Aliens. Spacealiens. No such thing. How theyd fought it out, cosmic mysteries reduced to raw shouting in the uncaring morning. Her leaving in wrath and now returning, straight into the bedroom without him. Rustling and thumps.

She was in the doorway. She had stripped in there and dressed her body for the boudoir, soft ladyclothes baring flesh and something more, down at the forking of her legs.
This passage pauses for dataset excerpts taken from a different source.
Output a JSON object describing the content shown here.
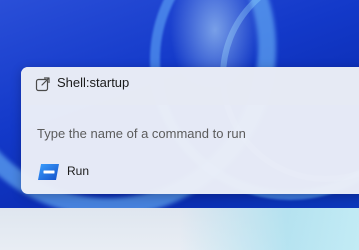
{
  "suggestion": {
    "text": "Shell:startup",
    "icon": "open-external-icon"
  },
  "command": {
    "placeholder": "Type the name of a command to run",
    "value": ""
  },
  "app": {
    "label": "Run",
    "icon": "run-app-icon"
  },
  "colors": {
    "panel_bg": "#ecf0f8",
    "desktop_blue": "#1339c9",
    "run_icon_blue": "#1f6fd6"
  }
}
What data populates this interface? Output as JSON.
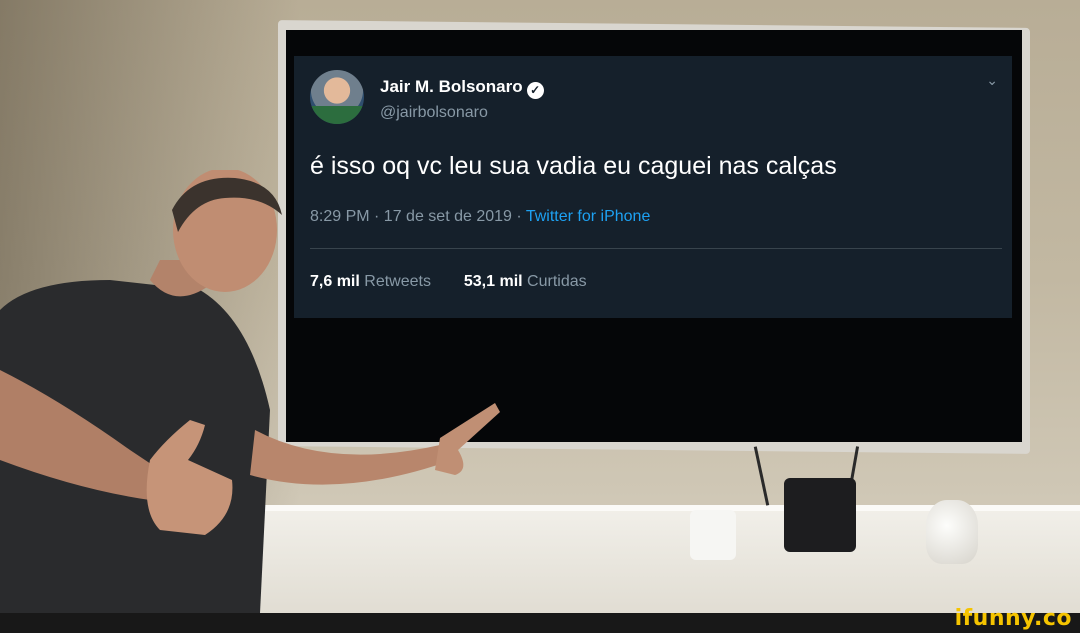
{
  "tweet": {
    "name": "Jair M. Bolsonaro",
    "handle": "@jairbolsonaro",
    "text": "é isso oq vc leu sua vadia eu caguei nas calças",
    "time": "8:29 PM · 17 de set de 2019 ·",
    "source": "Twitter for iPhone",
    "retweets_count": "7,6 mil",
    "retweets_label": "Retweets",
    "likes_count": "53,1 mil",
    "likes_label": "Curtidas",
    "verified_icon": "verified-badge-icon",
    "menu_icon": "chevron-down-icon"
  },
  "watermark": "ifunny.co",
  "colors": {
    "tweet_bg": "#15202b",
    "link": "#1da1f2",
    "muted": "#8899a6",
    "watermark": "#f5c400"
  }
}
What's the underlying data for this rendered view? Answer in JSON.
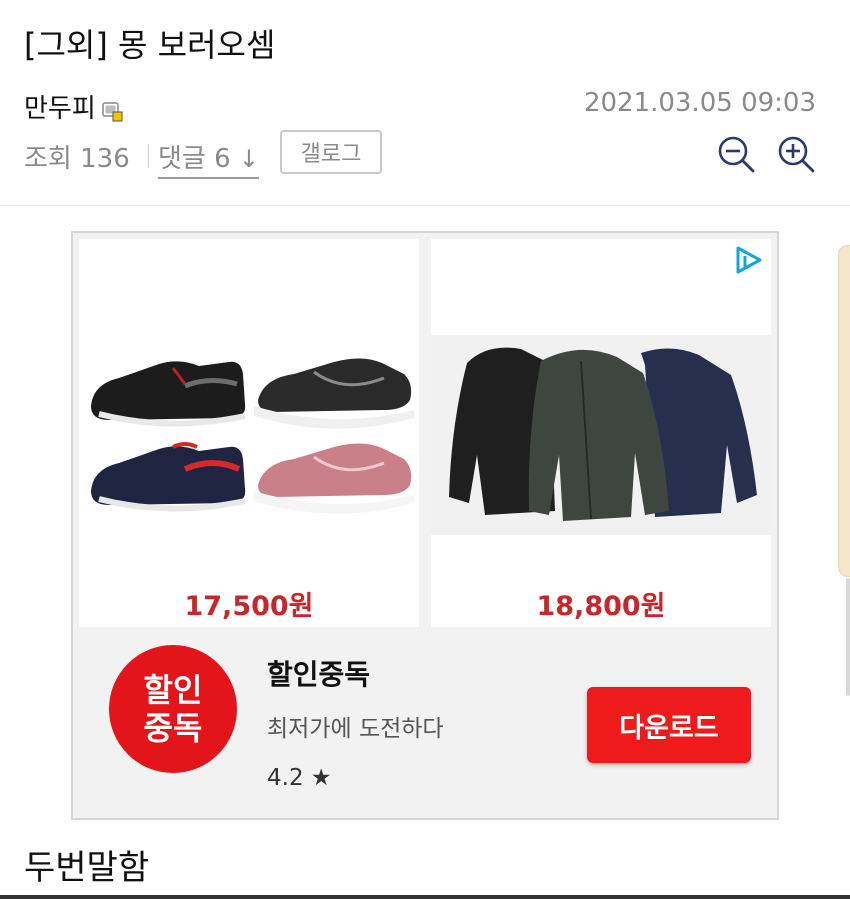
{
  "post": {
    "title": "[그외] 몽 보러오셈",
    "author": "만두피",
    "date": "2021.03.05 09:03",
    "views": "조회 136",
    "comments": "댓글 6",
    "comments_arrow": "↓",
    "gallog_label": "갤로그",
    "body_first_line": "두번말함"
  },
  "ad": {
    "products": [
      {
        "name": "sneakers-image",
        "price": "17,500원"
      },
      {
        "name": "jackets-image",
        "price": "18,800원"
      }
    ],
    "app": {
      "logo_line1": "할인",
      "logo_line2": "중독",
      "name": "할인중독",
      "description": "최저가에 도전하다",
      "rating": "4.2 ★",
      "cta": "다운로드"
    },
    "brand_color": "#ee1a1c",
    "price_color": "#c9262b"
  },
  "icons": {
    "zoom_out": "zoom-out-icon",
    "zoom_in": "zoom-in-icon",
    "ad_choices": "ad-choices-icon",
    "badge": "member-badge-icon"
  }
}
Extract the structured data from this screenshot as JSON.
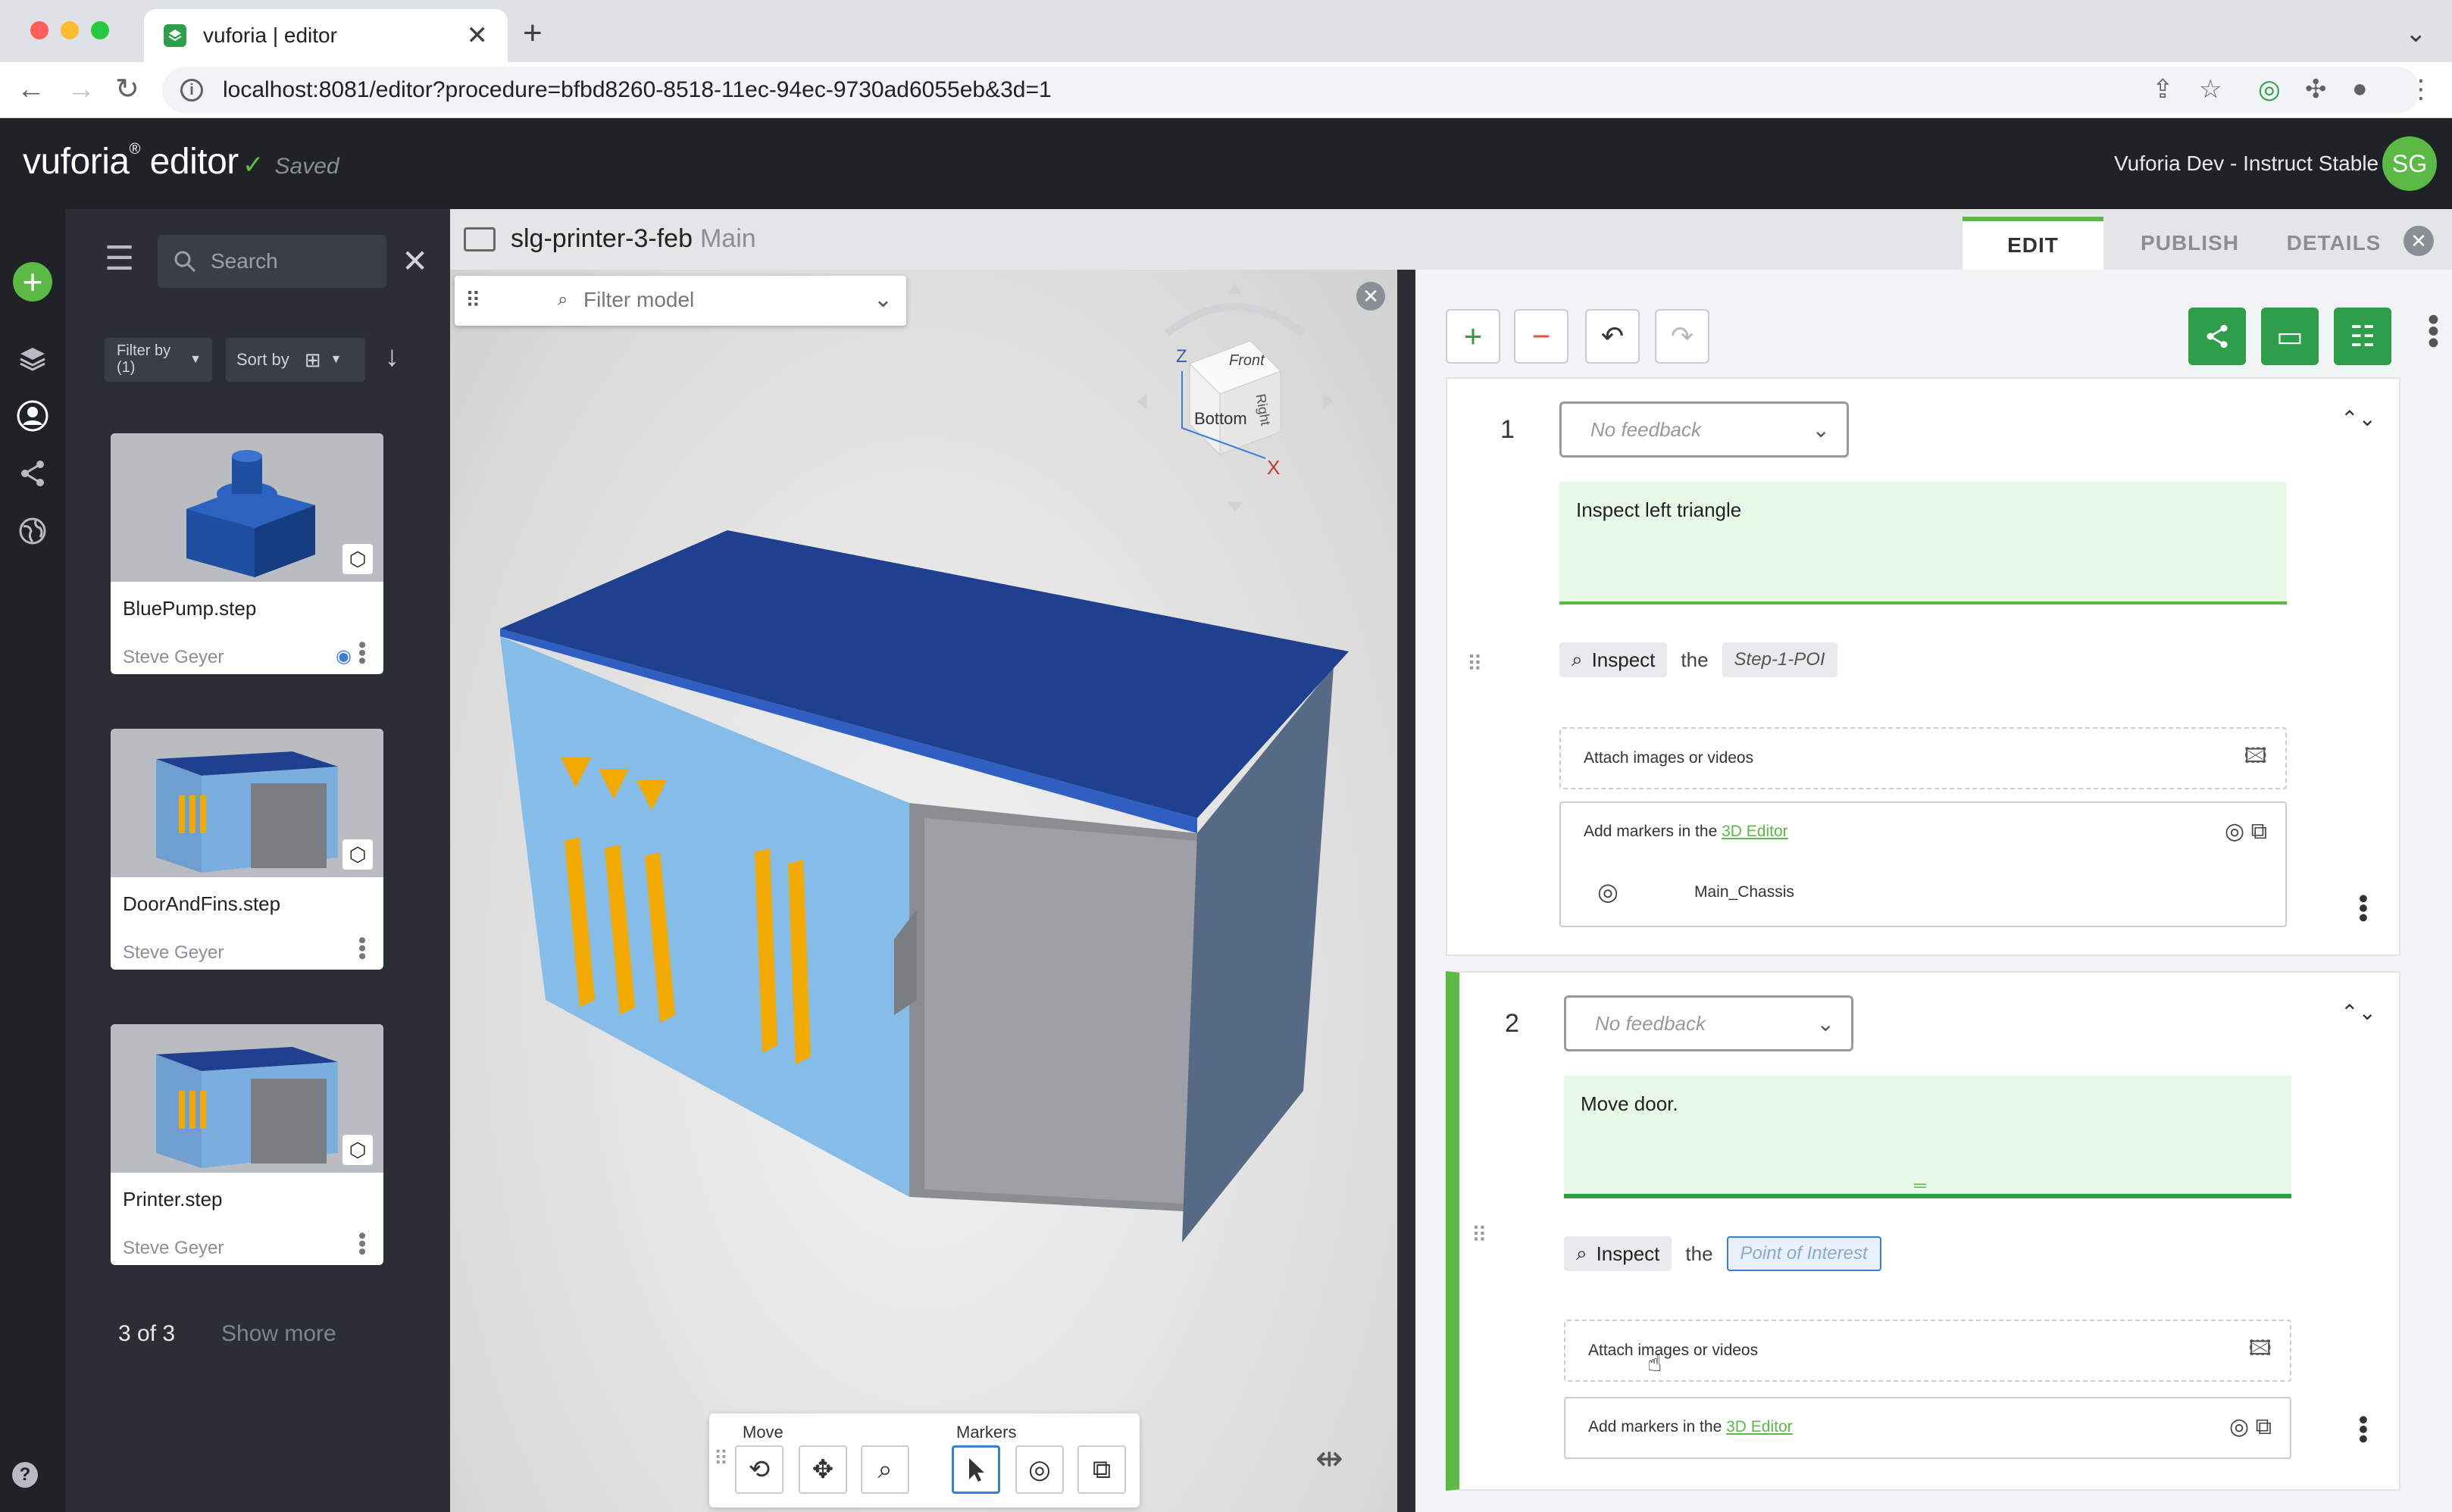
{
  "browser": {
    "tab_title": "vuforia | editor",
    "url": "localhost:8081/editor?procedure=bfbd8260-8518-11ec-94ec-9730ad6055eb&3d=1"
  },
  "app": {
    "logo": "vuforia",
    "logo_sup": "®",
    "logo_suffix": "editor",
    "status": "Saved",
    "org": "Vuforia Dev - Instruct Stable",
    "avatar_initials": "SG"
  },
  "library": {
    "search_placeholder": "Search",
    "filter_label": "Filter by (1)",
    "sort_label": "Sort by",
    "items": [
      {
        "name": "BluePump.step",
        "owner": "Steve Geyer"
      },
      {
        "name": "DoorAndFins.step",
        "owner": "Steve Geyer"
      },
      {
        "name": "Printer.step",
        "owner": "Steve Geyer"
      }
    ],
    "count": "3 of 3",
    "show_more": "Show more"
  },
  "viewport": {
    "title": "slg-printer-3-feb",
    "subtitle": "Main",
    "filter_placeholder": "Filter model",
    "cube_labels": {
      "front": "Front",
      "bottom": "Bottom",
      "right": "Right",
      "z": "Z",
      "x": "X"
    },
    "toolbar": {
      "move_label": "Move",
      "markers_label": "Markers"
    }
  },
  "panel": {
    "tabs": [
      "EDIT",
      "PUBLISH",
      "DETAILS"
    ],
    "active_tab": "EDIT",
    "steps": [
      {
        "number": "1",
        "feedback": "No feedback",
        "instruction": "Inspect left triangle",
        "action": "Inspect",
        "connector": "the",
        "target": "Step-1-POI",
        "attach_label": "Attach images or videos",
        "markers_prefix": "Add markers in the",
        "markers_link": "3D Editor",
        "marker_item": "Main_Chassis"
      },
      {
        "number": "2",
        "feedback": "No feedback",
        "instruction": "Move door.",
        "action": "Inspect",
        "connector": "the",
        "target": "Point of Interest",
        "attach_label": "Attach images or videos",
        "markers_prefix": "Add markers in the",
        "markers_link": "3D Editor"
      }
    ]
  },
  "colors": {
    "brand_green": "#5bb946",
    "dark_header": "#1f2226",
    "cabinet_blue": "#1f3f8f",
    "fin_orange": "#f2a900"
  }
}
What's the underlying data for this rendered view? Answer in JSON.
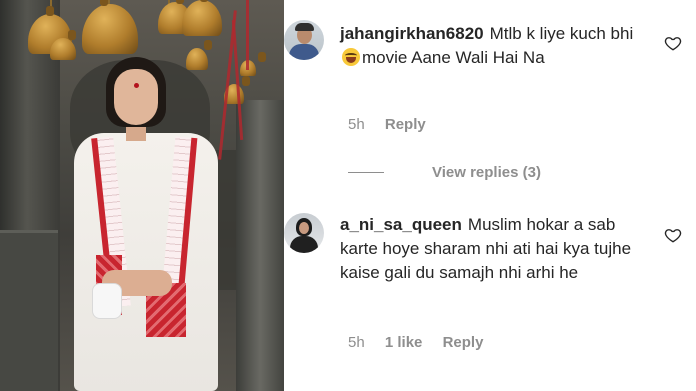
{
  "comments": [
    {
      "username": "jahangirkhan6820",
      "text_before_emoji": "Mtlb k liye kuch bhi",
      "emoji": "face-with-tears-of-joy",
      "text_after_emoji": "movie Aane Wali Hai Na",
      "time": "5h",
      "reply_label": "Reply",
      "view_replies_label": "View replies (3)"
    },
    {
      "username": "a_ni_sa_queen",
      "text": "Muslim hokar a sab karte hoye sharam nhi ati hai kya tujhe kaise gali du samajh nhi arhi he",
      "time": "5h",
      "likes": "1 like",
      "reply_label": "Reply"
    }
  ],
  "icons": {
    "like": "heart-outline-icon"
  },
  "colors": {
    "text": "#262626",
    "secondary": "#8e8e8e",
    "background": "#ffffff"
  }
}
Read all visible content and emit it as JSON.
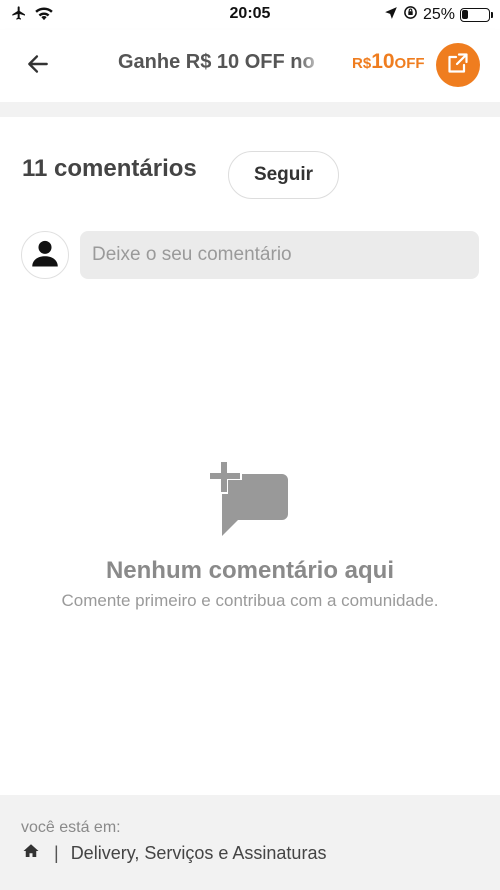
{
  "status_bar": {
    "time": "20:05",
    "battery_text": "25%",
    "battery_level": 0.25,
    "icons": [
      "airplane-icon",
      "wifi-icon",
      "location-icon",
      "orientation-lock-icon",
      "battery-icon"
    ]
  },
  "header": {
    "title": "Ganhe R$ 10 OFF no",
    "promo_currency": "R$",
    "promo_amount": "10",
    "promo_suffix": "OFF",
    "accent_color": "#ef7d1f"
  },
  "comments": {
    "count_label": "11 comentários",
    "follow_label": "Seguir",
    "input_placeholder": "Deixe o seu comentário"
  },
  "empty_state": {
    "icon": "add-comment-icon",
    "title": "Nenhum comentário aqui",
    "subtitle": "Comente primeiro e contribua com a comunidade."
  },
  "footer": {
    "label": "você está em:",
    "separator": "|",
    "breadcrumb": "Delivery, Serviços e Assinaturas"
  }
}
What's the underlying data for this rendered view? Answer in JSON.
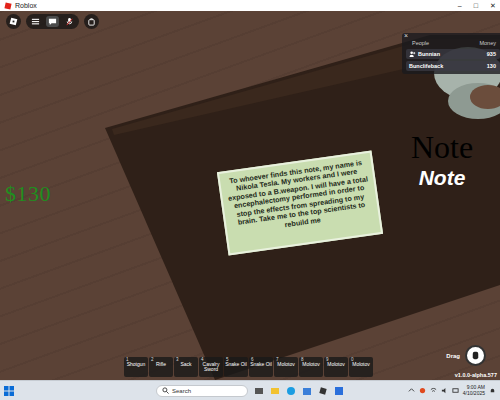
{
  "window": {
    "title": "Roblox",
    "controls": [
      "–",
      "□",
      "✕"
    ]
  },
  "money": "$130",
  "leaderboard": {
    "close": "×",
    "columns": [
      "People",
      "Money"
    ],
    "rows": [
      {
        "name": "Bunnian",
        "money": "935"
      },
      {
        "name": "Bunclifeback",
        "money": "130"
      }
    ]
  },
  "note": {
    "text": "To whoever finds this note, my name is Nikola Tesla. My workers and I were exposed to a B.weapon. I will have a total encephalectomy performed in order to stop the effects from spreading to my brain. Take me to the top scientists to rebuild me",
    "title": "Note",
    "subtitle": "Note"
  },
  "hotbar": [
    {
      "key": "1",
      "item": "Shotgun"
    },
    {
      "key": "2",
      "item": "Rifle"
    },
    {
      "key": "3",
      "item": "Sack"
    },
    {
      "key": "4",
      "item": "Cavalry Sword"
    },
    {
      "key": "5",
      "item": "Snake Oil"
    },
    {
      "key": "6",
      "item": "Snake Oil"
    },
    {
      "key": "7",
      "item": "Molotov"
    },
    {
      "key": "8",
      "item": "Molotov"
    },
    {
      "key": "9",
      "item": "Molotov"
    },
    {
      "key": "0",
      "item": "Molotov"
    }
  ],
  "drag": {
    "label": "Drag"
  },
  "version": "v1.0.0-alpha.577",
  "taskbar": {
    "search_placeholder": "Search",
    "time": "9:00 AM",
    "date": "4/10/2025"
  }
}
Hard nickelplate steel, the Smith & Wesson. Her hand was on it.

Whos crazy.

He watched drymouthed. The gunsight vanished up into the red dark inmost space of life. A child had come from that place, seed of a man before him, its birthing route retraced now by the instrument of death. The Smith & Wesson slid up and back in a mirthless parody of union. Warmth ebbed from his own flesh.

Whos crazy. You or me.

The gun now lost in the depths. No. Not lost. A swift turn of her wrist and there was the whole of it, winking back into the airy world and rising to fix on him. The shining shaft foreshortened into the lightless eye of an ancient uncaring deity, hollow gaze falling on his own fearstruck eyes.

Whos crazy.

It was her voice that spoke but it seemed to rise from the void of the gunbarrel. His stuporous amazement broke and he made a lunge, wrested away the wet and befouled sidearm from her grip. He lurched toward the bathroom. The Smith & Wesson plashed in the toilet water and lay there, cold and still like a homunculitic babe unwombed premature, lost to god and man alike.

She started for the bathroom herself. It would not do. He scrabbled in the water, pulled the silver gun up streaming. It dripped back across the floor to the door and out, and he flung it down into the garbagecan. There the law could find it.

[Novelist's Ex in Bizarre Handgun Threat Arrest: Cormac McCarthy's former wife pulled weapon from her vagina.]